Dans Prisme, ce qui compte n’est pas le monument érigé et inauguré, mais la maquette architecturale qui se revêt de la mémoire qui lui est destinée. La fabrication matérielle est pour Emma Grosbois & Agathe Rosa une mise en abîme de la fabrication idéologique. À travers des jeux visuels qui renvoient à la chambre noire de l’appareil photographique ou à l’effet du verre dépoli, une lame de miroir, du velours couleur bleu de Prusse et de la gélatine rouge interagissent avec les images de la construction du monument, conservées aux Archives municipales de Marseille. Cette installation oblige le spectateur à se positionner de biais pour observer, pour aller chercher l’information et pour questionner ce qui n’est pas visible. La quête et le déplacement de point de vue sont désormais des contraintes que les artistes imposent au public pour qu’il interroge autrement la réalité.
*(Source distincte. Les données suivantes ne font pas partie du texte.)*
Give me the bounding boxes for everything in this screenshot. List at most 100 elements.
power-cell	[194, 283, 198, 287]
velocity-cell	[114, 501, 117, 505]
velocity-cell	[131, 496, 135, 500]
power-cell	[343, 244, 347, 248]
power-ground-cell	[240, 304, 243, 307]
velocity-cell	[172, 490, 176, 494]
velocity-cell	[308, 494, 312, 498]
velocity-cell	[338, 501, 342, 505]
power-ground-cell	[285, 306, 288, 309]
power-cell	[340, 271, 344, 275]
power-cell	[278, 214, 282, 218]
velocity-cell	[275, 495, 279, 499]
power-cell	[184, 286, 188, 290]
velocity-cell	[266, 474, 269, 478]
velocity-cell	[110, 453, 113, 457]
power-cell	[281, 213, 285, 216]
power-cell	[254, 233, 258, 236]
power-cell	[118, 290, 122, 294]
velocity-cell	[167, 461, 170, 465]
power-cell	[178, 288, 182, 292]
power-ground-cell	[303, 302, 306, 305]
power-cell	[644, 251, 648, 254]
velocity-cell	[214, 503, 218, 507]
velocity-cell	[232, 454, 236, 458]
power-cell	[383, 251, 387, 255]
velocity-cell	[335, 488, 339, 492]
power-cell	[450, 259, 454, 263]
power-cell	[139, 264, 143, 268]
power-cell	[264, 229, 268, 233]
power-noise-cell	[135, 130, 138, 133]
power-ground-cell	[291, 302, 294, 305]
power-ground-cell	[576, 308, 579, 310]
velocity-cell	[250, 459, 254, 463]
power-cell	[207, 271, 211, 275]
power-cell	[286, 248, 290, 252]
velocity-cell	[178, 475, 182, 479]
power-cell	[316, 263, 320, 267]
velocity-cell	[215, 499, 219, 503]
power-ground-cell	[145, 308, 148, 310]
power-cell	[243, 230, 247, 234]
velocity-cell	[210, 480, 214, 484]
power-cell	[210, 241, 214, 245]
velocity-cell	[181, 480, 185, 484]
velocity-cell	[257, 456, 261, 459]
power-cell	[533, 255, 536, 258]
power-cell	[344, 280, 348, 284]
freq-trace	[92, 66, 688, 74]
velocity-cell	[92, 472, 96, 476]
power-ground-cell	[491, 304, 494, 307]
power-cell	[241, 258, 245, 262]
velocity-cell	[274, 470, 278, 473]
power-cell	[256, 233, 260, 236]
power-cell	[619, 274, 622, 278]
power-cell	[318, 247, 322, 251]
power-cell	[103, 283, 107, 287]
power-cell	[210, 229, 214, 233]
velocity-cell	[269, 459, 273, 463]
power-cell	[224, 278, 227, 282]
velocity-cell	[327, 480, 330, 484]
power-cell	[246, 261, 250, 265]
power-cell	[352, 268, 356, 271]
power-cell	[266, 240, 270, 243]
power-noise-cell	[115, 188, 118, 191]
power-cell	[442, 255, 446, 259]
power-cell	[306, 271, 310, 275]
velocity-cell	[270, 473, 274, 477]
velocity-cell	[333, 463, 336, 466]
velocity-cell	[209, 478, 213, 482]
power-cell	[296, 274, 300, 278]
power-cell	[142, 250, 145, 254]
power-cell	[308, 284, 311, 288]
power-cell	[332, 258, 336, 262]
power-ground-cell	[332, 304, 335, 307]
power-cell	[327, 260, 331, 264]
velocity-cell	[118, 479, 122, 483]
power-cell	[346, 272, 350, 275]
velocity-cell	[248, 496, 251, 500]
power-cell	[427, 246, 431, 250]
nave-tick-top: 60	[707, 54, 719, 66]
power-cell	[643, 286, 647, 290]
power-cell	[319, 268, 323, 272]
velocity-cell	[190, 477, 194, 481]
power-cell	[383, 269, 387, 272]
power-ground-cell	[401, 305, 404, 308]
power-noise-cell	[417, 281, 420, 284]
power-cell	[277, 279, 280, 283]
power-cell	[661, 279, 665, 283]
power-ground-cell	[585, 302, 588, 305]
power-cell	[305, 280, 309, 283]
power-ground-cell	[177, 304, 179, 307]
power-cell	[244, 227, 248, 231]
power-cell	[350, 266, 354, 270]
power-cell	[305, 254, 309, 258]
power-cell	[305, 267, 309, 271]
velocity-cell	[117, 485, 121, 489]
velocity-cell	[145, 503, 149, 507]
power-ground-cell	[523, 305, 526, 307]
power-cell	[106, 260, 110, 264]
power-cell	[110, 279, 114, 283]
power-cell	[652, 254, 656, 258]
Elles souhaitent créer de la place pour des énigmes non résolues, des composantes invisibles, d’autres récits, d’autres symboles, d’autres mémoires…

 

Toujours sensibles à ces présences, Emma Grosbois & Agathe Rosa se confrontent également avec les vingt tonnes de bronze utilisées dans la fonderie d’immigrés italiens Pellini pour la réalisation d’une monumentale pale de propulseur maritime, érigée à Marseille en 1971 par le sculpteur (lui aussi d’origine italienne) César en hommage aux Pieds-noirs, à quelques kilomètres du Monument aux morts de l’Armée d’Orient et des terres lointaines, qui devait symboliser une nouvelle ère pour la Méditerranée. À l’époque moderne, où les distances se sont raccourcies grâce aux prouesses techniques dont la pale en est l’un des exemples, il semblerait presque dérisoire de parler de frontière entre Marseille et Alger. Et pourtant, l’histoire coloniale qui caractérise le Mémorial des Rapatriés d'Algérie, commandé en 1970 par Gaston Deferre, ancien maire de la ville phocéenne, nous renvoie à une réalité qui est toujours fragmentée, conflictuelle et extrêmement complexe. Ce monument, conçu pour la commémoration de l’exode des Pieds-noirs, s’est rapidement transformé en lieu de mémoires multidirectionnelles, où les discours contestataires se sont vite manifestés. Nous ne nous attarderons pas ici sur les différentes réactions déclenchées par la rhétorique visuelle et discursive de cette sculpture, qui véhicule un message commémoratif en souvenir des Pieds-noirs ayant débarqué à Marseille en amont de l’Indépendance de l’Algérie, mais nous nous limitons à signaler une présence qui passe souvent inaperçue. Il s’agit d’une plaque de l’artiste Gerard Vié apposée bien plus tard, en 2012, sur le côté du socle qui donne sur la ville et qui représente l’arrivée des bateaux chargés de Pieds-noirs et de harkis à Marseille. Cette commande, faite à un ancien colonel devenu sculpteur officiel de l’armée, qui revendique des propos nostalgiques vis-à-vis du passé colonial algérien, montre toute l’actualité socio-politique de ce monument et de ses multiples interprétations.

        

Malgré l’écoulement d’un peu plus d’un demi-siècle, le Mémorial des Rapatriés d'Algérie semble cristalliser des tensions liées aux rapports de domination entre la France et l’Algérie. Comme dans le cas précédent, Emma Grosbois & Agathe Rosa décident alors de dévoiler l’une des étapes de la construction de sa structure. À partir d’une image d’archive, réalisée pendant la fabrication de cette immense sculpture, elles mettent en évidence l’ossature de l’édifice et se (nous) demandent dans quelle mesure les raisons pour lesquelles cette forme a été créée ont pu (et peuvent) se noyer aujourd’hui dans un spectre infini de sens, de mémoires et de revendications. Il en résulte un travail ouvert, où la « fabrique du monument » est analysée dans une temporalité élargie, qui précède et succède le simple acte d’érection.